The burning question–why would you leave a prestigious and world-renowned institution such as UCLA, while in a full-time position, to take the risk of working at a startup in Seoul, South Korea? What made you confident about that sort of switch?
I was not confident.
I’ll be honest–it was a large, inherent risk for my career I decided to take.
However, I always wanted to return to Korea, so I was looking for an opportunity to continue my career in rare diseases in Korea and I felt like I had a chance at 3billion.
My circle of peers was questioning me of course, but I held my ground.
Another reason for the switch was just a change of scenery–at UCLA, our lab was an extremely small fragment of what was a larger hospital. There are both pros and cons to this.
Pros are that you get to work with some of the experts in each disease domain in the same building or just next door and have direct access to patient’s charts.
Cons are, there's a hospital-wide system, and at the end of the day, you're just a tiny lab in the grand scheme of things.
Restrictive, in some ways.
That, as well as the fear of losing funding if we are considered a financial loss even though I felt like the center was established and was somewhat settled with a significant role.
At 3billion, there are near-50 people here with one goal - how to improve the diagnosis for rare diseases. This is wonderful.
The con to this is, I'm not able to directly interact with that aforementioned network of doctors or patients; it's a different system.
I've been in one system, so I wanted to take a risk and try out a different system–which is 3billion's.
We took a break and as our session wrapped up, spoke about what that word–passion–meant at a higher magnitude. During different phases, stages, and moments. Sometimes, seemingly a two-edged sword–it could both benefit and blind.
There was a theme with Dr. Lee's past thus far of transitioning often, be it to navigate academia or her own life in a better way. This could doubly apply to her passion.
You're someone who has become passionate about helping those who suffer from rare Mendelian conditions find diagnosis. Your passion has shifted in either direction, I assume.
Mhm, yeah, I think so–I'd say after receiving my doctorate I was unsure where I wanted to go and what I wanted to do.
I considered at one point completely changing my entire career path.
A nursery teacher; I love playing with babies and kids!
My parents were very good at coaxing me to stay a little more, however, and I’m glad they did.
Say two individuals have equivalent academic backgrounds. One with a deep passion [for something], one without. Is it possible for the individual who is void of any passion to perform at the same level as the other?
Having passion for something you do is significantly important.
However, I think that it's still possible for someone with ‘less’ passion to still build a career and perform well.

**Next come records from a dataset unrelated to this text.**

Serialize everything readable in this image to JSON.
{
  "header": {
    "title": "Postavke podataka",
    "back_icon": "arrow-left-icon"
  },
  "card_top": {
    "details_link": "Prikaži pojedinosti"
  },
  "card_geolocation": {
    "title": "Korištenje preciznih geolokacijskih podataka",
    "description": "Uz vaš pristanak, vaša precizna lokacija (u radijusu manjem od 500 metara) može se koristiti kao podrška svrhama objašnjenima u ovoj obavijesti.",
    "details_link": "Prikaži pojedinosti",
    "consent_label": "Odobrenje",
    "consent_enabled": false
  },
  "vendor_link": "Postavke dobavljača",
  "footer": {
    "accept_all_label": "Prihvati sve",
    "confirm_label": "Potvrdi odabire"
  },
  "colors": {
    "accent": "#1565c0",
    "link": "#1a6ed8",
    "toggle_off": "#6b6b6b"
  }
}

Throughout my career in genetics, I've known, met, and worked with people who would not be saddened to a high degree if they were not able to work on or study genetics again–this includes myself and I think there are more people who are like this in general.

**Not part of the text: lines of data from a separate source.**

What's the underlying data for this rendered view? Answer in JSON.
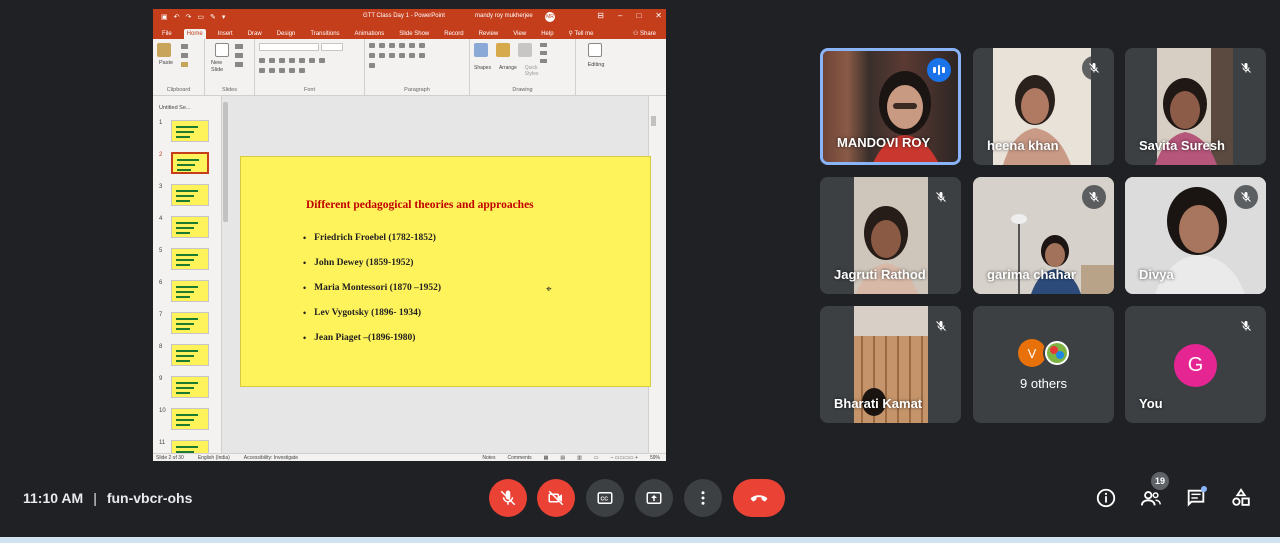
{
  "ppt": {
    "window_title": "GTT Class Day 1  -  PowerPoint",
    "user_name": "mandy roy mukherjee",
    "user_initials": "MR",
    "tabs": [
      "File",
      "Home",
      "Insert",
      "Draw",
      "Design",
      "Transitions",
      "Animations",
      "Slide Show",
      "Record",
      "Review",
      "View",
      "Help"
    ],
    "tell_me": "Tell me",
    "share": "Share",
    "groups": {
      "clipboard": "Clipboard",
      "paste": "Paste",
      "slides": "Slides",
      "new_slide": "New Slide",
      "font": "Font",
      "paragraph": "Paragraph",
      "drawing": "Drawing",
      "shapes": "Shapes",
      "arrange": "Arrange",
      "quick_styles": "Quick Styles",
      "editing": "Editing"
    },
    "section_label": "Untitled Se...",
    "thumb_numbers": [
      "1",
      "2",
      "3",
      "4",
      "5",
      "6",
      "7",
      "8",
      "9",
      "10",
      "11"
    ],
    "active_thumb": 2,
    "status": {
      "slide_of": "Slide 2 of 30",
      "language": "English (India)",
      "accessibility": "Accessibility: Investigate",
      "notes": "Notes",
      "comments": "Comments",
      "zoom": "59%"
    }
  },
  "slide": {
    "title": "Different pedagogical theories and approaches",
    "bullets": [
      "Friedrich Froebel (1782-1852)",
      "John Dewey (1859-1952)",
      "Maria Montessori (1870 –1952)",
      "Lev Vygotsky  (1896- 1934)",
      "Jean Piaget –(1896-1980)"
    ],
    "bg_color": "#fff35c",
    "title_color": "#c00000"
  },
  "participants": [
    {
      "name": "MANDOVI ROY",
      "speaking": true
    },
    {
      "name": "heena khan",
      "muted": true
    },
    {
      "name": "Savita Suresh",
      "muted": true
    },
    {
      "name": "Jagruti Rathod",
      "muted": true
    },
    {
      "name": "garima chahar",
      "muted": true
    },
    {
      "name": "Divya",
      "muted": true
    },
    {
      "name": "Bharati Kamat",
      "muted": true
    }
  ],
  "others_tile": {
    "label": "9 others",
    "avatar_letter": "V"
  },
  "you_tile": {
    "label": "You",
    "avatar_letter": "G"
  },
  "meeting": {
    "time": "11:10 AM",
    "separator": "|",
    "code": "fun-vbcr-ohs",
    "participant_count": "19"
  },
  "controls": {
    "mic": "mic-off-icon",
    "cam": "videocam-off-icon",
    "captions": "closed-captions-icon",
    "present": "present-screen-icon",
    "more": "more-vert-icon",
    "leave": "call-end-icon"
  },
  "colors": {
    "meet_bg": "#202124",
    "tile_bg": "#3c4043",
    "danger": "#ea4335",
    "ppt_brand": "#c43e1c",
    "speaking_ring": "#8ab4f8"
  }
}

Many people do not have specific dreams or passions, especially when they are in their 20s or 30s while deciding their career track; they exhibit adaptation and learn to enjoy it, which I feel is a more common path shown.
I do believe that it is almost impossible to outperform someone full of passion with equivalent ability though.
Backing up, we spoke on her journey thus far. Nearly two decades which Dr. Lee had devoted to relative causes–science, biology, genetics, rare diseases–and how at times, she considered pivoting or removing herself from academia.
It was all tied to that word–passion.
It is sometimes said that one should not follow their true passion as a means to an end, but rather, subscribe to a skill or ability they excel at to blend their passion in some way, through some parallel conduit.
Perhaps, at a deeper level, Dr. Lee's true passion is embedded in something more pragmatic and simple–helping humans–and the common thread throughout her journey has always been what makes us all human at a fundamental level–genetics.